Discount Detectives can really come to the rescue when you’re facing inventory turnover issues, and need to move product fast. Discounts, coupons, and limited time offers are sure to reel them in. But in general, these detectives are difficult to convert to knights, and will move on to better deals once the sales season is over.
4. The Needs-Based Secret Agent
This customer knows exactly what they want, and will stop at nothing to get it. They’re men/women of focus, commitment, sheer will. They’ll enter your store and do a quick scan of what’s available, assessing your products with a cold, ruthless efficiency. If they don’t like what they see, they’ll move on, just as quickly as they came, like a shadow in the night.
It can be difficult to appeal to these secret agents due to their purpose-driven approach to shopping. But if you manage to deduce the mission driving them, you’ll find it’s a cinch to convert them into paying customers. To better capture this market, be sure to look at what your competitors are doing, or any needs that aren’t presently being fulfilled by the market. You’ll find that if you can fulfil the agent’s needs better than anyone else in the market, it’s a cinch to turn them into loyal knights.
5. The Wandering Ghost You’re not even sure this customer exists. Your balance sheet sure isn’t providing any evidence to the contrary. The only hints to their presence come in mysterious signs - traffic numbers with no action or purchase, charged ad click-throughs without any sales, views on your social media posts without any likes or comments.
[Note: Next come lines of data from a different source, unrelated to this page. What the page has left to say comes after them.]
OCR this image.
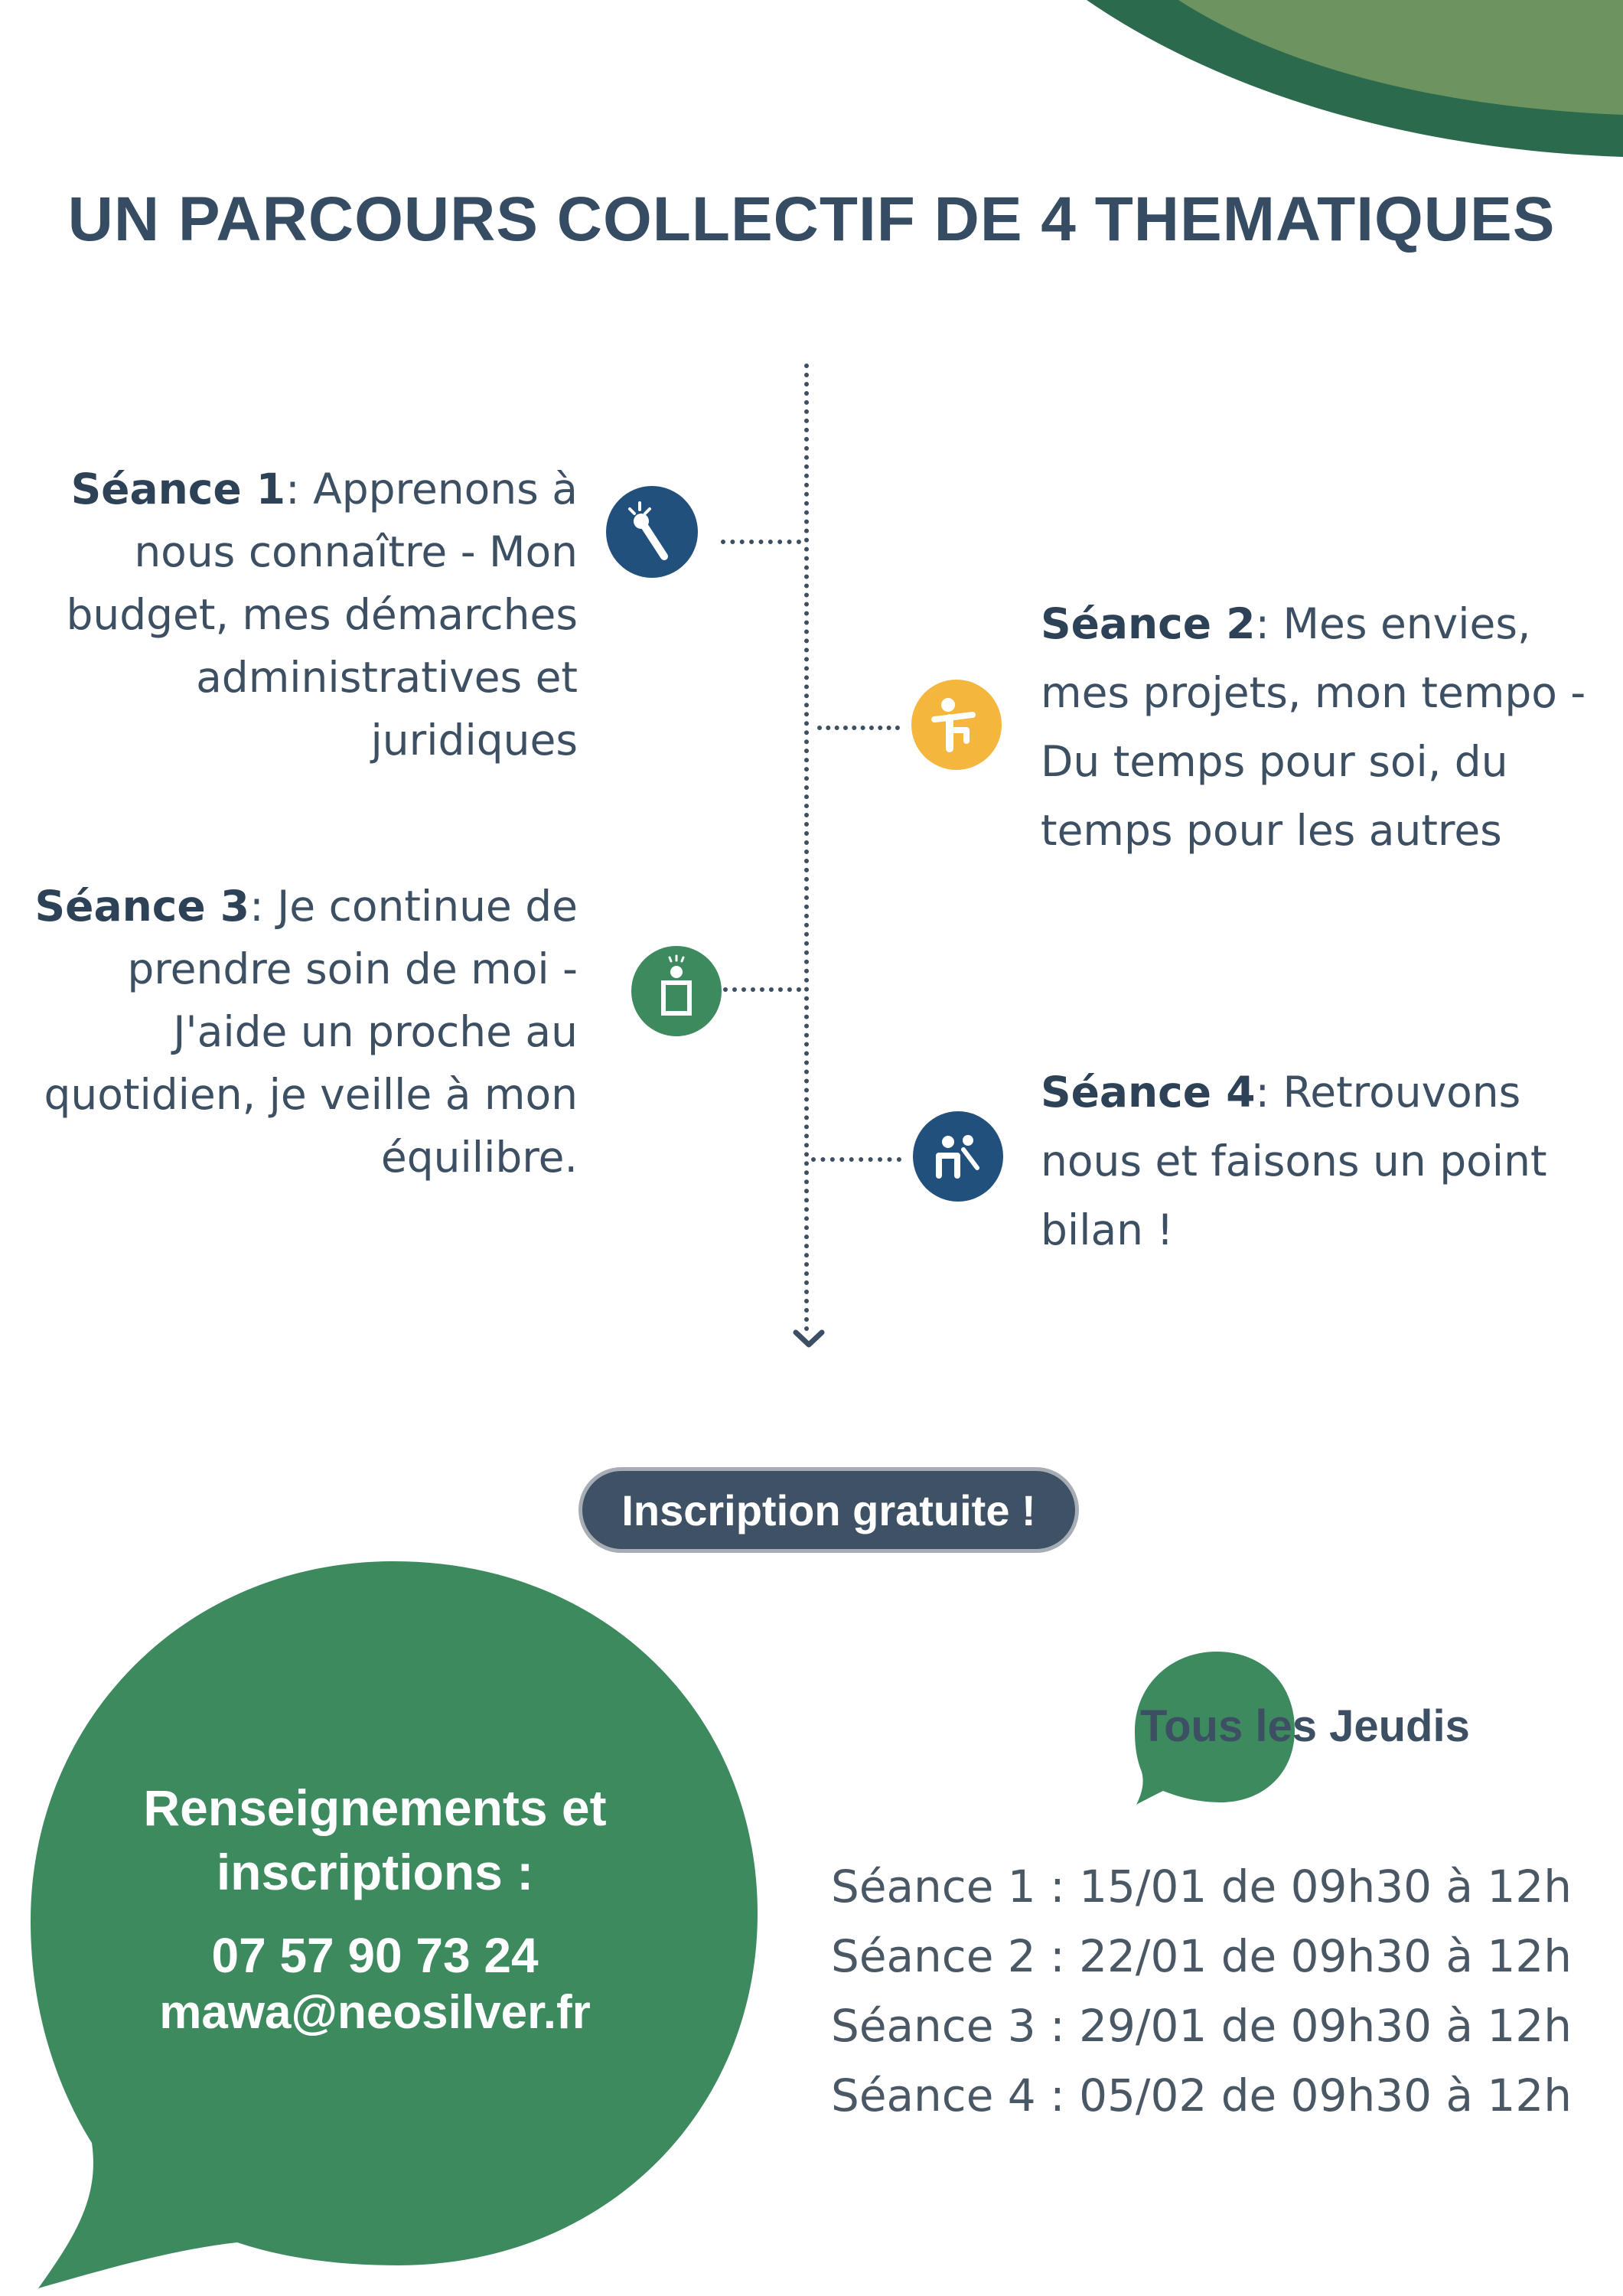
UN PARCOURS COLLECTIF DE 4 THEMATIQUES
Séance 1: Apprenons à nous connaître - Mon budget, mes démarches administratives et juridiques
Séance 2: Mes envies, mes projets, mon tempo - Du temps pour soi, du temps pour les autres
Séance 3: Je continue de prendre soin de moi - J'aide un proche au quotidien, je veille à mon équilibre.
Séance 4: Retrouvons nous et faisons un point bilan !
Inscription gratuite !
Renseignements et inscriptions :
07 57 90 73 24
mawa@neosilver.fr
Tous les Jeudis
Séance 1 : 15/01 de 09h30 à 12h
Séance 2 : 22/01 de 09h30 à 12h
Séance 3 : 29/01 de 09h30 à 12h
Séance 4 : 05/02 de 09h30 à 12h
Wandering Ghosts are there to just browse, and make up the vast majority of traffic to your website or social media page. They have no intention of purchasing anything from you, no specific desire or need that drives them, but are simply there to silently judge and observe you. Whereas in traditional, brick and mortar stores, it’s relatively simple to engage these window shoppers and show them attention and care, the nature of online businesses and social media has changed the dynamic of interactions. While spending too much time trying to bring them to corporal form can distract you from your core profitable customer segments, simple engagement tactics like opinion polls or giveaways can help these ghosts to manifest.
At the end of the day, your customer base is what makes or breaks your business. Every customer is unique, and it's especially important to take an individualised approach to customer service rather than just blindly putting them in different boxes. Still, these broad stereotypes can help you get a quick grasp of the different customers you are likely to meet. Just don't say it to their face.